Medicinal Uses - People take squawvine for anxiety, diarrhea, water retention (edema), low urine output, varicose veins, sleep problems (insomnia), congestive heart failure, kidney failure, liver failure, severe diarrhea (chronic dysentery), and colitis.

  • Women take it for treating menstrual disorders, “lumpy breasts” (fibrocystic breast disease), and vaginal discharges. They also use it to ease childbirth, treat depression after childbirth, and improve the flow of breast milk.

Herbs to Combine/Supplement – Squawvine is often used in combination with Raspberry.

Parts Used – Leaves

Precautions - There are no known side-effects from using squawvine.  Little research has been done, however, on its safety.

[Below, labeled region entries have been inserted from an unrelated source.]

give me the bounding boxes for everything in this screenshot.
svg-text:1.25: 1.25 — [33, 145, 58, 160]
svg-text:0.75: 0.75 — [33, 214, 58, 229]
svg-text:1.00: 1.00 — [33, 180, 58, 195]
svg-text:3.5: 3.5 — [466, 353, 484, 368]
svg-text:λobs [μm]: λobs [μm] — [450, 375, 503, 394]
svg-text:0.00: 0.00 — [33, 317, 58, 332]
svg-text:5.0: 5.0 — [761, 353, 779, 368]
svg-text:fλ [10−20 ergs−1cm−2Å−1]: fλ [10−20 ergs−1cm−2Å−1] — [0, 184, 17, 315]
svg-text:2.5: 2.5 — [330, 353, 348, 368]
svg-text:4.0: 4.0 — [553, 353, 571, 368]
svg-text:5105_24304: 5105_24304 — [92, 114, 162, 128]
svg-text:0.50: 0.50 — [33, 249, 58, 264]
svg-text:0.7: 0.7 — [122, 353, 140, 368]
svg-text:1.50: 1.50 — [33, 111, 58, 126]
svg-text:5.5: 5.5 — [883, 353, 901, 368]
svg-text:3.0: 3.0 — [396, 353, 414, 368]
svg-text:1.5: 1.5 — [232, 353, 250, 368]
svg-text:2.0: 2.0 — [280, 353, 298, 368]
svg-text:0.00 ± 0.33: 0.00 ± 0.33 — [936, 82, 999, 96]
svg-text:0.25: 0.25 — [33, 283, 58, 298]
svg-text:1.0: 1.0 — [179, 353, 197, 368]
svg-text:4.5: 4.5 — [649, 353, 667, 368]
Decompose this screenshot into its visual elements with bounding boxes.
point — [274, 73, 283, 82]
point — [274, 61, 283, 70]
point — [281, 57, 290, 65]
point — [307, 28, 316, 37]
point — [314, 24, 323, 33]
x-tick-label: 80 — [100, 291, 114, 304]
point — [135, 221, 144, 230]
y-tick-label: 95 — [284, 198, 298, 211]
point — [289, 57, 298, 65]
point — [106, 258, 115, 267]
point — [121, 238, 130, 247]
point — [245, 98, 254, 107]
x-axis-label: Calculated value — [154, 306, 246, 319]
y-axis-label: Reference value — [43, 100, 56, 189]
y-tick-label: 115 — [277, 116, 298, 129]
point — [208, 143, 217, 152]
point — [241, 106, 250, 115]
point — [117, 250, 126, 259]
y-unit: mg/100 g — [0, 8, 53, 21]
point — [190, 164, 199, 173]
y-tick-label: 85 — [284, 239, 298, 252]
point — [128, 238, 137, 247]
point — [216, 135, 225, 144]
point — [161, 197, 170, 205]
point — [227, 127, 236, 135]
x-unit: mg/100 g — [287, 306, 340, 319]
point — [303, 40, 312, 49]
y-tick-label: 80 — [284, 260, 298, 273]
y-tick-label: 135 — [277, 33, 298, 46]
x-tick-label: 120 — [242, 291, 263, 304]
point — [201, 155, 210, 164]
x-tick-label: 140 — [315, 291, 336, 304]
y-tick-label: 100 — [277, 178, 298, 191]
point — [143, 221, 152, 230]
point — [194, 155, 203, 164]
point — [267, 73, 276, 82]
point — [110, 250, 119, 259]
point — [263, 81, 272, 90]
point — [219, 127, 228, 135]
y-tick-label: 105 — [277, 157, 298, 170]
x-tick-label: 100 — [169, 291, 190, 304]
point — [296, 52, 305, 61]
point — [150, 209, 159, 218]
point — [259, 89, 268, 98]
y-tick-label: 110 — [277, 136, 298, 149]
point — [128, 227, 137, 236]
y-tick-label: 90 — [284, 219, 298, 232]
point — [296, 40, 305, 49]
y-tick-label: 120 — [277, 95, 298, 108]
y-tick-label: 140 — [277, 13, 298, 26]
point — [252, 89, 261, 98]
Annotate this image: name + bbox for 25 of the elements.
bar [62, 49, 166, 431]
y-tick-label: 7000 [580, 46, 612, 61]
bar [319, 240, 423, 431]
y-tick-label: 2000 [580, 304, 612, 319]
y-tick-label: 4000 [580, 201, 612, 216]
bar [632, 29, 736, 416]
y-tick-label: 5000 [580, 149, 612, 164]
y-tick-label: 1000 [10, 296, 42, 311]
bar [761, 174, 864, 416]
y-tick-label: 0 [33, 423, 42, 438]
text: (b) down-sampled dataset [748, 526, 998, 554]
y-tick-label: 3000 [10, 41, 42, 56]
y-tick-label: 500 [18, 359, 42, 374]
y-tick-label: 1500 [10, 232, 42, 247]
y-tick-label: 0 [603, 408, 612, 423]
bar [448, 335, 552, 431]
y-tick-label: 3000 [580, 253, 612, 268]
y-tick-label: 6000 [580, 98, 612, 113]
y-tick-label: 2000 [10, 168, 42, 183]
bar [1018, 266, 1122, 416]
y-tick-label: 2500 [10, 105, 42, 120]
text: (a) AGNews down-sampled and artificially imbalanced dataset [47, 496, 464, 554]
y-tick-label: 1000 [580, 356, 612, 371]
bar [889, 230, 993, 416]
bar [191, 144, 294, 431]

Pregnant women should not take squawvine during the first two trimesters of pregnancy.

Preparation and Dosage - Squawvine tea, which is also known as an infusion, is made by pouring 1 cup (240ml) of boiling water over 1 tsp (1.5gm) of the dried herb.  The mixture is steeped for 10 to 15 minutes and then strained.  Squawvine tea may be taken up to three times a day.  Women seeking relief for difficult or painful menstruation can combine squawvine with cramp bark and pasque flower.

  • Infusion: steep 1 tsp. leaves in 1 cup water for 30 minutes. Take 1 to 3 cups a day.
  • Decoction: use 2 oz. herb in 1 pint of water and take in wineglass doses.
  • Tincture: as a tonic, take 5-15 drops, 3 times a day. 

Disclaimer - The information presented herein by Mountain Maus’ Remedies is intended for educational purposes only. These statements have not been evaluated by the FDA and are not intended to diagnose, cure, treat or prevent disease. Individual results may vary, and before using any supplements, it is always advisable to consult with your own health care provider.